NASSAU, Bahamas, May 13, 2024 — The Government is aiming to “break ground” on New Providence’s new $290m hospital by September 2024 after the project was approved for “concessionary financing” from a Chinese state-owned bank, The Tribune reported today in an article written by Business Editor Neil Hartnell.
Dr Michael Darville, minister of health and wellness, yesterday pledged to Tribune Business that the 50-acre facility to be constructed in the Perpall Tract area will be “a Bahamian hospital” after the China Export-Import Bank, the same institution that financed Baha Mar’s multi-billion resort, agreed to fully fund it via a 20-year loan with an interest rate set at just 2 percent.
Acknowledging that a Chinese company will be the lead contractor, and that Chinese labour always follows where Beijing’s capital goes, he nevertheless promised that the Government will seek to ensure Bahamians “get the best end of the stick” and that local workers outnumber their foreign counterparts on the project.
Bahamians will get their first glimpse of the design and plans for the new hospital, which will house maternal, child and adolescent care as well as diagnostics and a “hub for tele-medicine”, at two Town Hall meetings set for tomorrow and May 16. A flyer advertising the meetings, which has been seen by this newspaper, says it is targeted at communities such as Stapledon, Rock Crusher and Dolphin Drive.
Dr Darville affirmed that the necessary feasibility and environmental studies have shown that the planned hospital location, situated by the traffic light on the road between the ‘six-legged’ JFK Drive roundabout and Saunders Beach roundabout, is the best and most suitable location capable of “holding a multi-storey structure the size of Baha Mar”.

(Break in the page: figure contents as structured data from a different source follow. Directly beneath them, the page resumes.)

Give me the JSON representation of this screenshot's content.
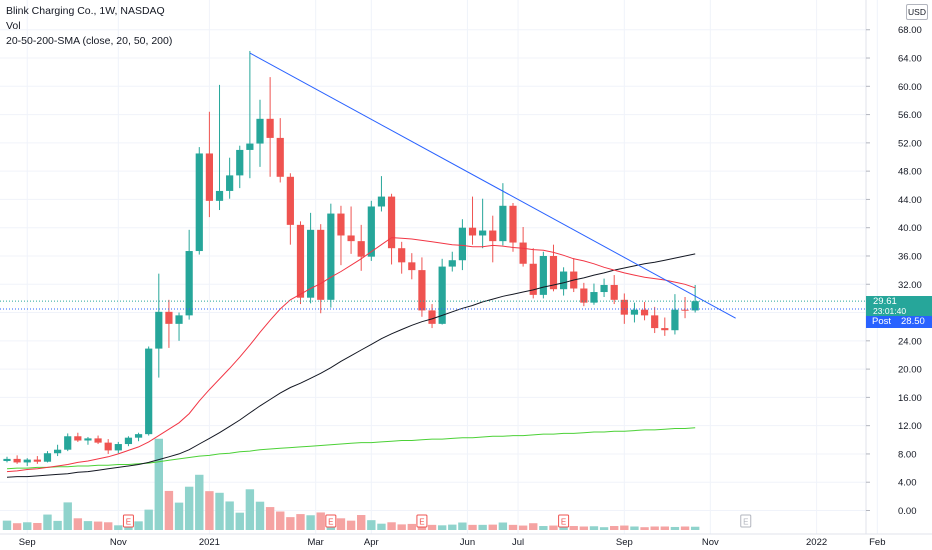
{
  "legend": {
    "symbol": "Blink Charging Co., 1W, NASDAQ",
    "volume": "Vol",
    "sma": "20-50-200-SMA (close, 20, 50, 200)"
  },
  "currency": "USD",
  "colors": {
    "up": "#26a69a",
    "down": "#ef5350",
    "vol_up": "#8fd3cc",
    "vol_down": "#f5a3a2",
    "sma20": "#f23645",
    "sma50": "#131722",
    "sma200": "#4cd137",
    "trendline": "#2962ff",
    "last_price_tag": "#26a69a",
    "post_tag": "#2962ff"
  },
  "last_price": {
    "value": "29.61",
    "countdown": "23:01:40"
  },
  "post_price": {
    "label": "Post",
    "value": "28.50"
  },
  "chart_data": {
    "type": "candlestick",
    "y_axis_ticks": [
      "68.00",
      "64.00",
      "60.00",
      "56.00",
      "52.00",
      "48.00",
      "44.00",
      "40.00",
      "36.00",
      "32.00",
      "28.00",
      "24.00",
      "20.00",
      "16.00",
      "12.00",
      "8.00",
      "4.00",
      "0.00"
    ],
    "x_axis_ticks": [
      "Sep",
      "Nov",
      "2021",
      "Mar",
      "Apr",
      "Jun",
      "Jul",
      "Sep",
      "Nov",
      "2022",
      "Feb"
    ],
    "ylim": [
      0,
      72
    ],
    "ohlc": [
      [
        7.0,
        7.6,
        6.8,
        7.3
      ],
      [
        7.3,
        7.8,
        6.6,
        6.8
      ],
      [
        6.8,
        7.4,
        6.3,
        7.2
      ],
      [
        7.2,
        7.7,
        6.6,
        6.9
      ],
      [
        6.9,
        8.4,
        6.8,
        8.1
      ],
      [
        8.1,
        9.3,
        7.7,
        8.6
      ],
      [
        8.6,
        10.9,
        8.4,
        10.5
      ],
      [
        10.5,
        11.0,
        9.7,
        9.9
      ],
      [
        9.9,
        10.4,
        9.3,
        10.2
      ],
      [
        10.2,
        10.6,
        9.4,
        9.6
      ],
      [
        9.6,
        10.1,
        8.0,
        8.5
      ],
      [
        8.5,
        9.7,
        8.1,
        9.4
      ],
      [
        9.4,
        10.5,
        9.1,
        10.3
      ],
      [
        10.3,
        11.0,
        9.8,
        10.8
      ],
      [
        10.8,
        23.2,
        10.6,
        22.9
      ],
      [
        22.9,
        33.5,
        18.8,
        28.1
      ],
      [
        28.1,
        29.8,
        23.0,
        26.4
      ],
      [
        26.4,
        28.0,
        24.0,
        27.6
      ],
      [
        27.6,
        39.7,
        27.0,
        36.7
      ],
      [
        36.7,
        51.4,
        36.2,
        50.5
      ],
      [
        50.5,
        56.4,
        41.5,
        43.8
      ],
      [
        43.8,
        60.2,
        42.5,
        45.2
      ],
      [
        45.2,
        49.9,
        44.1,
        47.4
      ],
      [
        47.4,
        51.6,
        45.6,
        51.0
      ],
      [
        51.0,
        65.0,
        47.0,
        51.9
      ],
      [
        51.9,
        58.1,
        48.6,
        55.4
      ],
      [
        55.4,
        61.3,
        47.2,
        52.7
      ],
      [
        52.7,
        55.5,
        46.4,
        47.2
      ],
      [
        47.2,
        47.7,
        37.6,
        40.4
      ],
      [
        40.4,
        40.9,
        29.2,
        30.1
      ],
      [
        30.1,
        42.1,
        29.3,
        39.7
      ],
      [
        39.7,
        40.5,
        27.9,
        29.8
      ],
      [
        29.8,
        43.4,
        28.7,
        42.0
      ],
      [
        42.0,
        43.1,
        34.7,
        38.9
      ],
      [
        38.9,
        43.0,
        36.3,
        38.1
      ],
      [
        38.1,
        40.4,
        33.9,
        35.9
      ],
      [
        35.9,
        43.8,
        35.3,
        43.0
      ],
      [
        43.0,
        47.3,
        42.3,
        44.4
      ],
      [
        44.4,
        44.8,
        34.8,
        37.1
      ],
      [
        37.1,
        38.0,
        33.5,
        35.1
      ],
      [
        35.1,
        36.4,
        32.7,
        34.0
      ],
      [
        34.0,
        35.8,
        27.4,
        28.3
      ],
      [
        28.3,
        29.2,
        25.8,
        26.4
      ],
      [
        26.4,
        35.6,
        26.3,
        34.5
      ],
      [
        34.5,
        36.6,
        33.8,
        35.4
      ],
      [
        35.4,
        41.2,
        34.0,
        40.0
      ],
      [
        40.0,
        44.4,
        37.6,
        38.9
      ],
      [
        38.9,
        44.1,
        37.1,
        39.6
      ],
      [
        39.6,
        41.7,
        35.1,
        38.1
      ],
      [
        38.1,
        46.3,
        37.5,
        43.1
      ],
      [
        43.1,
        43.5,
        36.6,
        37.9
      ],
      [
        37.9,
        40.1,
        34.5,
        34.9
      ],
      [
        34.9,
        37.1,
        30.0,
        30.5
      ],
      [
        30.5,
        36.6,
        30.0,
        36.0
      ],
      [
        36.0,
        37.6,
        31.0,
        31.3
      ],
      [
        31.3,
        34.4,
        30.4,
        33.8
      ],
      [
        33.8,
        35.7,
        30.9,
        31.4
      ],
      [
        31.4,
        32.2,
        28.9,
        29.4
      ],
      [
        29.4,
        32.1,
        29.1,
        30.9
      ],
      [
        30.9,
        32.8,
        30.2,
        31.9
      ],
      [
        31.9,
        33.3,
        29.2,
        29.8
      ],
      [
        29.8,
        30.7,
        26.4,
        27.7
      ],
      [
        27.7,
        29.4,
        26.6,
        28.4
      ],
      [
        28.4,
        29.5,
        26.9,
        27.6
      ],
      [
        27.6,
        28.8,
        25.1,
        25.8
      ],
      [
        25.8,
        27.3,
        24.7,
        25.5
      ],
      [
        25.5,
        30.6,
        24.9,
        28.4
      ],
      [
        28.4,
        30.2,
        27.2,
        28.3
      ],
      [
        28.3,
        31.9,
        28.0,
        29.61
      ]
    ],
    "volume": [
      4.0,
      2.9,
      3.3,
      3.0,
      6.6,
      3.9,
      11.8,
      5.0,
      3.8,
      3.6,
      3.3,
      2.0,
      1.9,
      3.7,
      8.7,
      39.0,
      16.7,
      11.7,
      18.5,
      23.6,
      16.6,
      15.9,
      12.2,
      7.4,
      17.4,
      12.1,
      9.8,
      7.9,
      5.5,
      6.8,
      6.3,
      7.5,
      6.2,
      5.0,
      4.0,
      6.4,
      4.2,
      2.7,
      3.3,
      2.4,
      2.6,
      3.9,
      2.2,
      2.0,
      2.3,
      3.2,
      2.2,
      2.2,
      2.3,
      3.2,
      2.2,
      1.9,
      2.9,
      1.7,
      1.9,
      2.5,
      1.7,
      1.5,
      1.6,
      1.2,
      1.7,
      1.9,
      1.5,
      1.2,
      1.5,
      1.5,
      1.3,
      1.5,
      1.4
    ],
    "volume_ylim": [
      0,
      60
    ],
    "sma20": [
      5.5,
      5.6,
      5.8,
      5.9,
      6.1,
      6.3,
      6.5,
      6.8,
      7.0,
      7.3,
      7.6,
      8.0,
      8.5,
      9.0,
      9.7,
      10.6,
      11.5,
      12.4,
      13.7,
      15.5,
      17.1,
      18.6,
      20.1,
      21.7,
      23.4,
      25.2,
      26.9,
      28.5,
      29.8,
      30.6,
      31.4,
      32.1,
      33.0,
      33.8,
      34.7,
      35.6,
      36.6,
      37.6,
      38.6,
      38.5,
      38.4,
      38.2,
      38.0,
      37.8,
      37.6,
      37.5,
      37.3,
      37.3,
      37.5,
      37.4,
      37.2,
      37.1,
      36.9,
      36.8,
      36.5,
      36.1,
      35.6,
      35.3,
      34.9,
      34.4,
      34.0,
      33.6,
      33.3,
      33.0,
      32.8,
      32.6,
      32.3,
      32.0,
      31.5
    ],
    "sma50": [
      4.7,
      4.8,
      4.8,
      4.9,
      5.0,
      5.1,
      5.2,
      5.4,
      5.5,
      5.7,
      5.9,
      6.1,
      6.3,
      6.5,
      6.8,
      7.2,
      7.6,
      8.0,
      8.6,
      9.4,
      10.2,
      11.0,
      11.9,
      12.8,
      13.8,
      14.8,
      15.7,
      16.6,
      17.4,
      18.0,
      18.7,
      19.4,
      20.2,
      21.1,
      21.9,
      22.7,
      23.5,
      24.3,
      25.0,
      25.6,
      26.2,
      26.7,
      27.1,
      27.6,
      28.1,
      28.6,
      29.0,
      29.5,
      29.9,
      30.3,
      30.6,
      30.9,
      31.2,
      31.6,
      31.9,
      32.2,
      32.6,
      32.9,
      33.3,
      33.6,
      34.0,
      34.3,
      34.6,
      34.9,
      35.1,
      35.4,
      35.7,
      36.0,
      36.3
    ],
    "sma200": [
      5.9,
      6.0,
      6.0,
      6.1,
      6.1,
      6.2,
      6.2,
      6.3,
      6.3,
      6.4,
      6.4,
      6.5,
      6.5,
      6.6,
      6.7,
      6.9,
      7.1,
      7.3,
      7.5,
      7.7,
      7.8,
      8.0,
      8.1,
      8.3,
      8.4,
      8.6,
      8.7,
      8.8,
      8.9,
      9.0,
      9.1,
      9.2,
      9.3,
      9.4,
      9.5,
      9.6,
      9.6,
      9.7,
      9.8,
      9.9,
      9.9,
      10.0,
      10.1,
      10.1,
      10.2,
      10.3,
      10.3,
      10.4,
      10.5,
      10.5,
      10.6,
      10.6,
      10.7,
      10.8,
      10.8,
      10.9,
      10.9,
      11.0,
      11.1,
      11.1,
      11.2,
      11.2,
      11.3,
      11.4,
      11.4,
      11.5,
      11.6,
      11.6,
      11.7
    ],
    "trendline": [
      [
        24,
        64.7
      ],
      [
        72,
        27.2
      ]
    ],
    "dividend_marker_label": "E",
    "earnings_marker_bars": [
      12,
      32,
      41,
      55
    ],
    "future_marker_bar": 73
  }
}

Acknowledging the “political” sensitivities of accepting financing from a Chinese-government owned bank, the minister said The Bahamas had reached out to the US equivalent – the Export-Import Bank of the US – and other government-owned development banks and multilateral institutions but there was little to no “appetite” by others to take the hospital project.
He pointed out that multiple other Caribbean nations, such as Barbados, Trinidad and Guyana, were already exploiting low-cost Chinese loans to finance major healthcare and other infrastructure projects throughout the region so The Bahamas’ decision has not been taken in isolation.
“Everything is coming together very nicely and is actually moving quite rapidly,” Dr Darville told Tribune Business. “First, it was trying to find financing and completion of the feasibility studies and the Environmental Impact Assessment (EIA), and going out to market to try and find resources.
“We got approved for the Chinese Concessional Funding Facility probably about a month ago. There is this Chinese concessional loan in the Caribbean where many Caribbean countries are trying to get funding for capital works projects.”
Dr Darville reiterated that the Government had initially gone “out to the markets” in a bid to finance the new hospital via a public-private partnership (PPP) model, where private investors would help to raise the necessary capital and provide expertise to construct the facility, but it was unable to access funding at reasonable interest rates/debt servicing costs.